No tuve miedo porque no se me ocurrió que era la mamá jaguar buscando a su cachorro pero, después del tercero de esos truenos, me di cuenta de lo que pasaba.
Como los rugidos sonaban cada vez más cerca, se me ocurrió lo que nunca se me debió ocurrir: salir de la tienda con el bebé jaguar en brazos. Apenas lo hice, me di cuenta de que estaba metiendo la pata.
Para ese momento, Mauricio –desde que empecé a acariciarlo, pensé que ese era su nombre–, repetía el sonido del que hablé antes, entre maullido y graznido, y se mostraba inquieto. Tan inquieto que me enterró las uñas de su garra derecha en el brazo.
–¡Auch! –me quejé, pero supe que no lo había hecho por maldad.
De repente, vi moverse unos arbustos a unos treinta o cuarenta metros a la derecha de donde estábamos.

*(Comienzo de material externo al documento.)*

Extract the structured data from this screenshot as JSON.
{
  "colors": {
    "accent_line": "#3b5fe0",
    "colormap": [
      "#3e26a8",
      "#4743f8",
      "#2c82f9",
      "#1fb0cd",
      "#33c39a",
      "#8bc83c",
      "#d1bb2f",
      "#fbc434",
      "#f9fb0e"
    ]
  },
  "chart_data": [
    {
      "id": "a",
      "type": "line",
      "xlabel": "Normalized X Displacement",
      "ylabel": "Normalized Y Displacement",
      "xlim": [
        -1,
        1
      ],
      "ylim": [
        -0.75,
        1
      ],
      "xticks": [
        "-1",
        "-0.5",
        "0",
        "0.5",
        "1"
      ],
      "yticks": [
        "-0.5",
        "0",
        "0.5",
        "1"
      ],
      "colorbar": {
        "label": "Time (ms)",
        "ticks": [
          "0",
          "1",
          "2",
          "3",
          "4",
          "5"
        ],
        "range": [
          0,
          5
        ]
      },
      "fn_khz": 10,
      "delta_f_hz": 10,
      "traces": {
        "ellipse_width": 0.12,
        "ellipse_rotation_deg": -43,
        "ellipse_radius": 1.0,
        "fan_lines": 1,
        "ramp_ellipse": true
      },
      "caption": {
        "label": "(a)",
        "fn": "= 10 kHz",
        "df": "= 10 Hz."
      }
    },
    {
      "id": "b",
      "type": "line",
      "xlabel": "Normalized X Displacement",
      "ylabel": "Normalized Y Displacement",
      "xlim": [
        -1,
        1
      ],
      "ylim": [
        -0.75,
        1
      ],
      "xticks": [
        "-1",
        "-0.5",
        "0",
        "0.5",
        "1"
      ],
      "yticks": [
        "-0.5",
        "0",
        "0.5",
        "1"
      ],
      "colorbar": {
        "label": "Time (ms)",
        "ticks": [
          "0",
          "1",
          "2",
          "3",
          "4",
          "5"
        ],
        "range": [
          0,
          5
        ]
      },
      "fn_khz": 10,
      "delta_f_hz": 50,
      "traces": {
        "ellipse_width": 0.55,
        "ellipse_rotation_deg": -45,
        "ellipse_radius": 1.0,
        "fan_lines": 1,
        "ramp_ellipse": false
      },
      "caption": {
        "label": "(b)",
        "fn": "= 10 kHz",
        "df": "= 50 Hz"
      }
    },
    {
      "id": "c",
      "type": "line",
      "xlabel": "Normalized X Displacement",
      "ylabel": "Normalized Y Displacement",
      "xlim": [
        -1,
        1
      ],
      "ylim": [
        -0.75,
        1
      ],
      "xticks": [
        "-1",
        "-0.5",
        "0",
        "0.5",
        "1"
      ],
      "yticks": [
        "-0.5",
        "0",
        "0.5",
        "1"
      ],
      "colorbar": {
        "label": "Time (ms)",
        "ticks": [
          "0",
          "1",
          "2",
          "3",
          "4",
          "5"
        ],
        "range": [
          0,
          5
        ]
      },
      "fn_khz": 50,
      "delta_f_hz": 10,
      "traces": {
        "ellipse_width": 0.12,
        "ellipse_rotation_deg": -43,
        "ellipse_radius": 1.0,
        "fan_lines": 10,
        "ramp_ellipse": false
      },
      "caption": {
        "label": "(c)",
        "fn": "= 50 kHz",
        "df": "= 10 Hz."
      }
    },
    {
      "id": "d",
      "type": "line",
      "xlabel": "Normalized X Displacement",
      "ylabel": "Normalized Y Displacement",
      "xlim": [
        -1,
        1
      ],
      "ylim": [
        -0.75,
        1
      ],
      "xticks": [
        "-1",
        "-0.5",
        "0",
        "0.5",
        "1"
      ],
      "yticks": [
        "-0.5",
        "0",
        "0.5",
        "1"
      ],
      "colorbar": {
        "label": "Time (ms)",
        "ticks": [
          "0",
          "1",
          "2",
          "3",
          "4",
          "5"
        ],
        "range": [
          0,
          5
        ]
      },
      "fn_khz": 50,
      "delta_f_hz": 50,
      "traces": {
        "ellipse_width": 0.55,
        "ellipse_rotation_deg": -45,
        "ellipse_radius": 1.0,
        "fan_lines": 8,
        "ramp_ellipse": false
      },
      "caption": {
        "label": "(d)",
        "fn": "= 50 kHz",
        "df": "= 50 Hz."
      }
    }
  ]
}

Lo primero que pensé fue que Abuelo venía por allí, pero un rugido más suave o menos fuerte que los anteriores me convenció de que no era así.
Como era un lugar con hierba más o menos alta, me quedé viéndolo. Y me encontré, precisamente, con unos ojos que también despedían chispas. Había odio en ellos, pero no como en los de Jonathan, cuando mató al gatico. No hay un odio mayor que el que podemos llegar a sentir los humanos.
Creo que por eso no tuve miedo. No lo sentí entonces ni lo sentí después, cuando la jaguar empezó a avanzar lentamente hacia mí.
Mientras ella caminaba en dirección a donde yo estaba con Mauricio, no apartaba su mirada de la mía, ni yo de la de ella.
El bebé soltó otro maullido ronco y comprendí que debía ponerlo en el suelo. Mamá jaguar no rugió esta vez. Contestó el maullido con algo que más bien parecía un gruñido cariñoso.
Como Mauricio salió a su encuentro, la jaguar se detuvo. Ambos siguieron maullando y gruñendo hasta que se encontraron. En cierto momento, los dos ronronearon profundo, como gatos gigantes.
Luego Mauricio pasó por debajo de su mamá y saltó para agarrarle la cola. Sin dejar de mirarme, mamá jaguar movió la cola para que Mauricio tratara de tomarla de nuevo.
Yo seguía como paralizado pero en ningún momento aparté mis ojos de los de la jaguar.
Al fin, Mauricio echó a correr hacia los arbustos y su mamá se volvió a verlo.
Por último, miró otra vez en mi dirección y gruñó de nuevo.
Entonces, dio la vuelta y se fue tras su cachorro.
Antes de desaparecer de mi vista, se detuvo y lanzó varios rugidos suaves. No conozco el idioma de los jaguares pero estoy seguro de que, de alguna manera, esos últimos rugidos querían decir gracias por cuidar a mi bebé o algo así.
Minutos después de haberse ido los jaguares, llegó Abuelo.
–¡Vámonos, que hay tigres cerca!
–Ya lo sé –le dije y le conté lo que había sucedido.
No dijo que no me creía, pero me miró con cara de incrédulo.
Le hablé del bebé y le dije que lo había llamado Mauricio. También de la mirada de su mamá y de su agradecimiento por cuidar de su hijo.
Abuelo no me creyó mucho pero me dijo que si se producía un nuevo encuentro con los tigres –así los llamó–, nos iríamos y él vendería la casa.
Pero no volvieron y, hasta que regresamos, eché de menos a Mauricio. A su pelaje suave y tibio. Incluso extraño los ojos de la jaguar.
Ha pasado un mes desde entonces y ahora, ya en Caracas, le conté lo sucedido a varios amigos del colegio, pero ninguno me creyó. Dicen que no existe una fiera que no mate a quien se meta con sus cachorros.
Ahora, entre ellos, tengo fama de mentiroso y, diga lo que diga o cuente lo que cuente, nadie lo traga.
Pero, bueno, qué importa: yo sé lo que he vivido y eso sí es verdad que nadie me lo puede quitar.